Pew Research’s detailed analysis of Millennials is a potent mix of data, and a warning for Republicans.  Barack Obama carried a wide majority of the under-30 vote, and this majority swept him to victory in Ohio, Pennsylvania, Virginia, and Florida.  Part of this advantage among the youth is due to the ethnic mix; just 58% were white non-Hispanic.  But part of it is their values:

  • A significant majority thinks government should do more to solve problems
  • A plurality think the healthcare law should be expanded
  • 68% said illegal immigrants should be given a chance for legal status
  • 64% said abortion should be legal in all or most cases
  • 66% are in favor of gay marriage
  • They are far less religious than any other cohort, with 36% of them attending regular services

I know there is a belief that these kids will become more conservative as they age, but other surveys have shown their preferences have been durable.  The real question is – why are they predisposed to liberalism?  Generation X is not nearly so liberal, and we were raised singing “Free to Be… You and Me” in the 70s by educators every bit as liberal as the Millenials’.  I believe the answer to that question is similar to a question I have been posing to many of my friends lately:

Why do people in big cities tend to be liberal?

The consensus found a few factors that led to liberalism in the big cities:

  • City dwellers are more in need of social services than suburban and rural residents.  More police, more fire, more toll booths, more libraries, more everything, and a lot of shared infrastructure.  City dwellers cannot avoid watching government at work every single day, and are dependent on them, where suburban and rural folks may go several days without seeing a government employee or service.
  • Those who live in big cities are much more likely to come into contact with a wide variety of ethnicities, people of every class and socioeconomic status, sexual orientation, religion, and so forth.  In less populated areas, there is less variety.  When you know and interact with a wide variety of people, you discover issues and challenges unique to them, and faulty stereotypes are harder to maintain.  I never knew any gay people until I joined a Seattle company in my early 20s, and I had to unlearn quite a few things pop culture had taught me about homosexuals.
  • In a local society, pressure to conform to a world view is often more persuasive than reasoned arguments.
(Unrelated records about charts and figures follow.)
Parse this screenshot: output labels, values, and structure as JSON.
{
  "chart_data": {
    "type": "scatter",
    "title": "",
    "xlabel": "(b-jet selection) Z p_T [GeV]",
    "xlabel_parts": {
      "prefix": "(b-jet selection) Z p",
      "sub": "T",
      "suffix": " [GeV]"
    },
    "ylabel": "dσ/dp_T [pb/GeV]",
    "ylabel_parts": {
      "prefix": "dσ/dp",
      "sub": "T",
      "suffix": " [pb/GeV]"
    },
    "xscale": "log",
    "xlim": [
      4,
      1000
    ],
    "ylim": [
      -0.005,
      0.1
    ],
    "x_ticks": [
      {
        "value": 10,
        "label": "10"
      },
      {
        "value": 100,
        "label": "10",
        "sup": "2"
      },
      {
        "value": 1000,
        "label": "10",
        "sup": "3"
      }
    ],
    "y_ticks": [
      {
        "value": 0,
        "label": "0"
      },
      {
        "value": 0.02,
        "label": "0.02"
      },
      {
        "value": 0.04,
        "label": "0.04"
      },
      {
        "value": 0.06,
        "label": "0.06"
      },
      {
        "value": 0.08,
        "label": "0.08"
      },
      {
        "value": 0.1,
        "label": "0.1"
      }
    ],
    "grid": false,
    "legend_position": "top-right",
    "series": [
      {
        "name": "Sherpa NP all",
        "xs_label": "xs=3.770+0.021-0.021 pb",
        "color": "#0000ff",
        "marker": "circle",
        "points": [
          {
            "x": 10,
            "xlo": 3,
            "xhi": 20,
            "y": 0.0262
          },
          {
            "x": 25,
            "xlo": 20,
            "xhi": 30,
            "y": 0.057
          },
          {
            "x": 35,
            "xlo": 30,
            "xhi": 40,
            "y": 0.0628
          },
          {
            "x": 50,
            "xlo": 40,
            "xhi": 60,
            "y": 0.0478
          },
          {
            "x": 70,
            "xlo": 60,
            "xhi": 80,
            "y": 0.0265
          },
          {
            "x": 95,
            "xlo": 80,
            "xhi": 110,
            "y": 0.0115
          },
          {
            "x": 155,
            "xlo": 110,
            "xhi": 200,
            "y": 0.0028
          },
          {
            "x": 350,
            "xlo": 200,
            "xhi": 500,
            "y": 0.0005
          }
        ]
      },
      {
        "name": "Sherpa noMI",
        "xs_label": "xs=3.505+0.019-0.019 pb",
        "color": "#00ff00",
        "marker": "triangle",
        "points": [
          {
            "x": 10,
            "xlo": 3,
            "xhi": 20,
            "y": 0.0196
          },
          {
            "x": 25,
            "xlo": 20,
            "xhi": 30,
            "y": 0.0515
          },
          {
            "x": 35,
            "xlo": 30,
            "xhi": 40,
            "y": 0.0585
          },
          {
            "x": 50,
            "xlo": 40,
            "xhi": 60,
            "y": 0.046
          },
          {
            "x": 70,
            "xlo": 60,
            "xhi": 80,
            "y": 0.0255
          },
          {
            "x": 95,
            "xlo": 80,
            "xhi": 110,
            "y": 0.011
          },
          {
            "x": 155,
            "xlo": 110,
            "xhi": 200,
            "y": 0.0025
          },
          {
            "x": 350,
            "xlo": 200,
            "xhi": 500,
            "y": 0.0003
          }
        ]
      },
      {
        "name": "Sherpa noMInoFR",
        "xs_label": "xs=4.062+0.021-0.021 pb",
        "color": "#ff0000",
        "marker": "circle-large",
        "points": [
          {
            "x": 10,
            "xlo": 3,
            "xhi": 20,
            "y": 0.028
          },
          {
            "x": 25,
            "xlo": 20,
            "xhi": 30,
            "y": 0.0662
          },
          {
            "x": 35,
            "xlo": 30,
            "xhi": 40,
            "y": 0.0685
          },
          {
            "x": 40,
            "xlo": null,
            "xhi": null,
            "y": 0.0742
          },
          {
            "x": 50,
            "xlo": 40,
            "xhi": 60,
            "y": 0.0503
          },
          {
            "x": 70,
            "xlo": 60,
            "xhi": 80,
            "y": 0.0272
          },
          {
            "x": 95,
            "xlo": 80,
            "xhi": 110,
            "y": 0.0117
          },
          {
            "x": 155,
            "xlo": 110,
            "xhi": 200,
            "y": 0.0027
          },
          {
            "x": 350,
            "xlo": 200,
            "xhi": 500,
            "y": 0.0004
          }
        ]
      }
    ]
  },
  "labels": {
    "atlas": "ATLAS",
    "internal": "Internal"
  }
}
So what does this have to do with Millenials?  Because unlike most of Gen X, the Baby Boomers, and the Silent Generation, they have lived in a very big city for all of their lives:  the Internet.

Millenials are more connected than any other generation, and absolutely understand concepts of “the commons” and shared services.  When Twitter or Facebook is down, it’s a major event.  They connect with people of different faiths, sexual orientation, nationalities, socioeconomic status, education level, and so on.  They get more diversity than anyone.  And finally, there is immense pressure to conform on the Internet.

The country is becoming a giant, hyper-connected city, and there are new residents every single day.  Our challenge is to find ways to apply conservative principles that appeal to city dwellers.  Sine qua non.